Case study: A Denton concrete subcontractor reduced average days sales outstanding from sixty‑two to forty‑eight after installing automatic reminders three days before due dates and sending a notice of intent to lien at forty‑five days.

Putting It All Together

Every mistake listed above drains cash but also carries a hidden cost. Poor records break trust with banks, bonding companies, and potential buyers if you ever decide to sell. Cleaning up one area often improves the others. For example, job costing produces accurate WIP schedules, which improve bond capacity, which in turn allows larger contracts that demand split bank accounts and better billing procedures. In other words, bookkeeping discipline builds a flywheel that spins faster over time.

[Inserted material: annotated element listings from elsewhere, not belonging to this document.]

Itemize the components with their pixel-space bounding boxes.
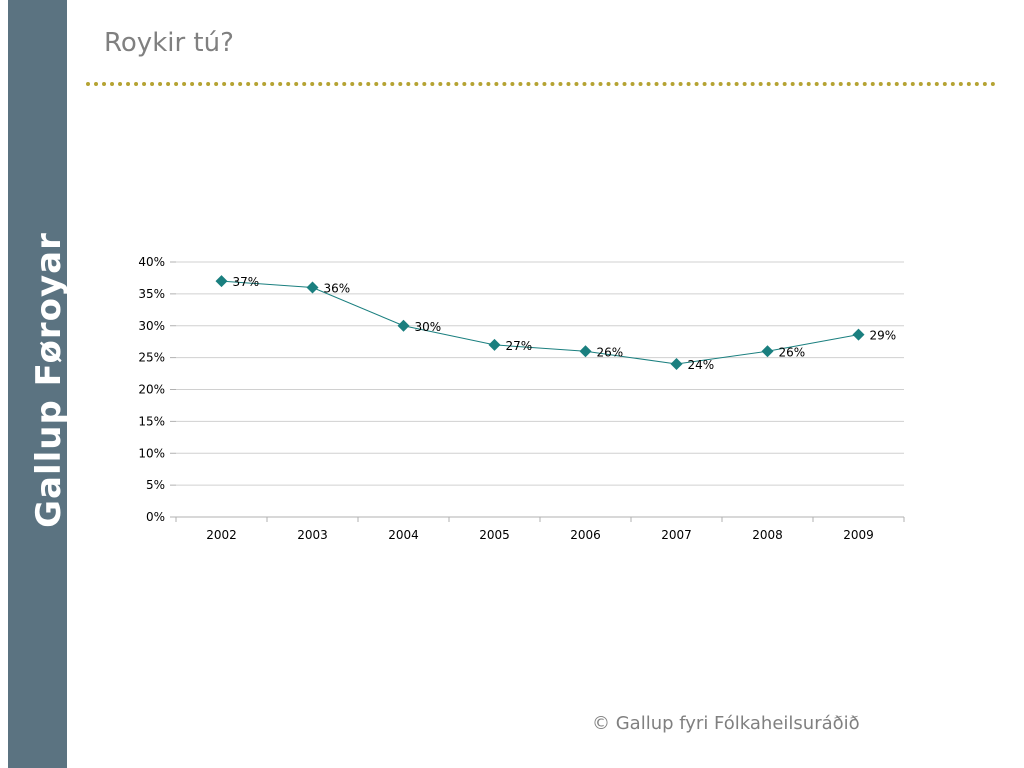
gridlines: [176, 261, 904, 518]
data-point-marker: [852, 328, 865, 341]
data-point-marker: [761, 345, 774, 358]
data-point-marker: [306, 281, 319, 294]
y-tick-label: 10%: [138, 446, 165, 460]
data-point-marker: [488, 338, 501, 351]
data-label: 36%: [324, 282, 351, 296]
page-title: Roykir tú?: [104, 28, 234, 58]
y-tick-label: 20%: [138, 383, 165, 397]
data-point-marker: [579, 345, 592, 358]
data-point-marker: [215, 275, 228, 288]
x-tick-label: 2005: [479, 528, 510, 542]
data-labels: 37% 36% 30% 27% 26% 24% 26% 29%: [233, 275, 897, 372]
series-line-layer: [221, 280, 859, 365]
x-tick-label: 2008: [752, 528, 783, 542]
copyright-footer: © Gallup fyri Fólkaheilsuráðið: [592, 713, 860, 734]
y-tick-label: 5%: [146, 478, 165, 492]
y-tick-label: 30%: [138, 319, 165, 333]
markers: [215, 275, 865, 370]
y-tick-label: 35%: [138, 287, 165, 301]
data-label: 24%: [688, 358, 715, 372]
data-label: 29%: [870, 329, 897, 343]
y-tick-label: 25%: [138, 351, 165, 365]
x-tick-label: 2004: [388, 528, 419, 542]
data-label: 37%: [233, 275, 260, 289]
x-tick-label: 2009: [843, 528, 874, 542]
data-label: 26%: [597, 345, 624, 359]
data-label: 27%: [506, 339, 533, 353]
x-tick-label: 2007: [661, 528, 692, 542]
series-line: [221, 280, 859, 365]
sidebar-band: Gallup Føroyar: [8, 0, 69, 768]
x-tick-label: 2006: [570, 528, 601, 542]
x-tick-label: 2002: [206, 528, 237, 542]
y-tick-label: 0%: [146, 510, 165, 524]
x-tick-label: 2003: [297, 528, 328, 542]
y-tick-label: 40%: [138, 255, 165, 269]
dotted-divider: [86, 82, 996, 86]
data-label: 26%: [779, 345, 806, 359]
data-point-marker: [397, 319, 410, 332]
axes: 0% 5% 10% 15% 20% 25% 30% 35% 40% 2002 2003 2004 200…: [138, 255, 905, 542]
y-tick-label: 15%: [138, 414, 165, 428]
data-point-marker: [670, 358, 683, 370]
data-label: 30%: [415, 320, 442, 334]
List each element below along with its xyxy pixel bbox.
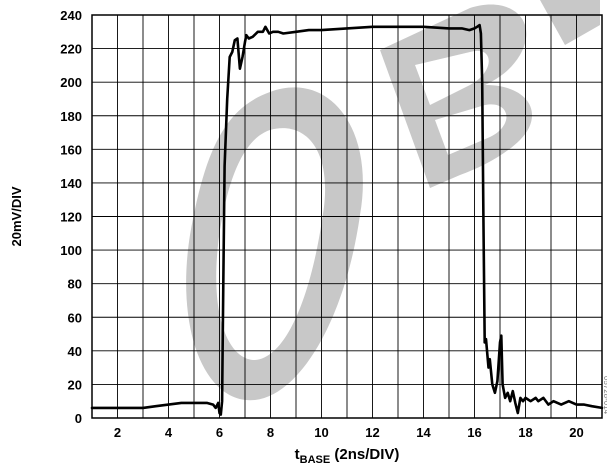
obsolete-watermark [186,0,600,401]
y-tick-label: 0 [75,411,82,426]
x-tick-label: 12 [365,425,379,440]
watermark-letter-b [380,4,533,189]
y-tick-label: 240 [60,8,82,23]
x-tick-label: 20 [569,425,583,440]
series-line [90,23,604,416]
y-tick-label: 220 [60,42,82,57]
grid [92,15,602,418]
watermark-letter-s [540,0,600,45]
y-tick-label: 160 [60,142,82,157]
series-layer [90,23,604,416]
x-axis-title: tBASE (2ns/DIV) [295,446,400,466]
x-tick-label: 10 [314,425,328,440]
x-tick-label: 8 [267,425,274,440]
y-tick-label: 140 [60,176,82,191]
y-tick-label: 180 [60,109,82,124]
x-axis-title-main: t [295,446,300,463]
x-axis-title-subscript: BASE [300,454,331,466]
x-axis-title-suffix: (2ns/DIV) [330,446,399,463]
y-tick-label: 60 [68,310,82,325]
x-tick-label: 14 [416,425,431,440]
y-tick-label: 200 [60,75,82,90]
y-axis-title: 20mV/DIV [9,186,24,246]
watermark-letter-o [186,87,363,401]
x-tick-label: 2 [114,425,121,440]
x-tick-label: 6 [216,425,223,440]
figure-code: 05728-014 [602,376,607,415]
x-tick-labels: 2 4 6 8 10 12 14 16 18 20 [114,425,584,440]
y-tick-label: 20 [68,377,82,392]
y-tick-label: 80 [68,277,82,292]
x-tick-label: 18 [518,425,532,440]
x-tick-label: 4 [165,425,173,440]
y-tick-label: 120 [60,210,82,225]
x-tick-label: 16 [467,425,481,440]
y-tick-label: 40 [68,344,82,359]
y-tick-label: 100 [60,243,82,258]
y-tick-labels: 0 20 40 60 80 100 120 140 160 180 200 220 240 [60,8,82,426]
plot-frame [91,14,603,419]
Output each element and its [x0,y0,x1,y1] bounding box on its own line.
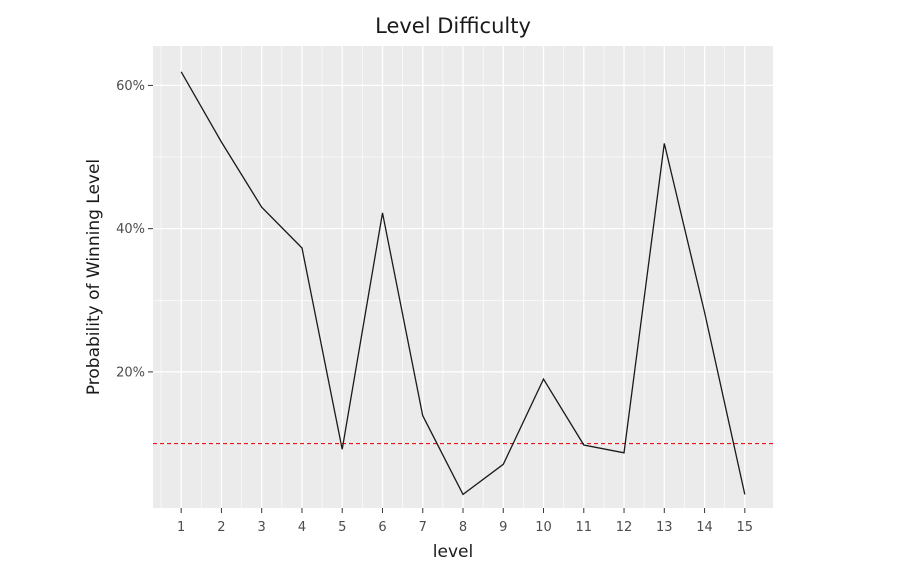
x-tick-label: 5 [338,520,346,535]
x-tick-label: 12 [616,520,633,535]
minor-gridlines [153,46,773,508]
x-tick-label: 4 [298,520,306,535]
chart-title: Level Difficulty [375,14,531,38]
y-tick-label: 20% [116,365,145,380]
x-tick-label: 9 [499,520,507,535]
x-axis-ticks: 1 2 3 4 5 6 7 8 9 10 11 12 13 14 15 [177,508,753,535]
major-gridlines [153,46,773,508]
y-tick-label: 60% [116,79,145,94]
x-tick-label: 13 [656,520,673,535]
x-tick-label: 15 [737,520,754,535]
x-tick-label: 14 [696,520,713,535]
y-axis-ticks: 20% 40% 60% [116,79,153,380]
x-tick-label: 8 [459,520,467,535]
x-tick-label: 2 [217,520,225,535]
x-tick-label: 7 [419,520,427,535]
x-axis-title: level [433,542,473,562]
series-line [180,71,746,496]
y-axis-title: Probability of Winning Level [84,159,104,395]
x-tick-label: 3 [258,520,266,535]
x-tick-label: 6 [378,520,386,535]
x-tick-label: 10 [535,520,552,535]
x-tick-label: 1 [177,520,185,535]
y-tick-label: 40% [116,222,145,237]
x-tick-label: 11 [576,520,593,535]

Start with the low‑hanging fruit

  1. Open dedicated bank and credit accounts if they are not in place already.
  2. Build a basic construction chart of accounts, then code this week’s bills properly.
  3. Schedule a WIP meeting on the first business day of next month. Even a spreadsheet beats guessing.
  4. Create a digital folder for sales tax certificates and require crews to upload signed copies before work starts.
  5. Turn on automatic invoice reminders and review the aging report every Friday until it looks clean.

These five steps cost little more than time. Within a quarter, the books will offer insight instead of confusion. Owners who know their true costs, cash position, and tax exposure make better bids and sleep better at night.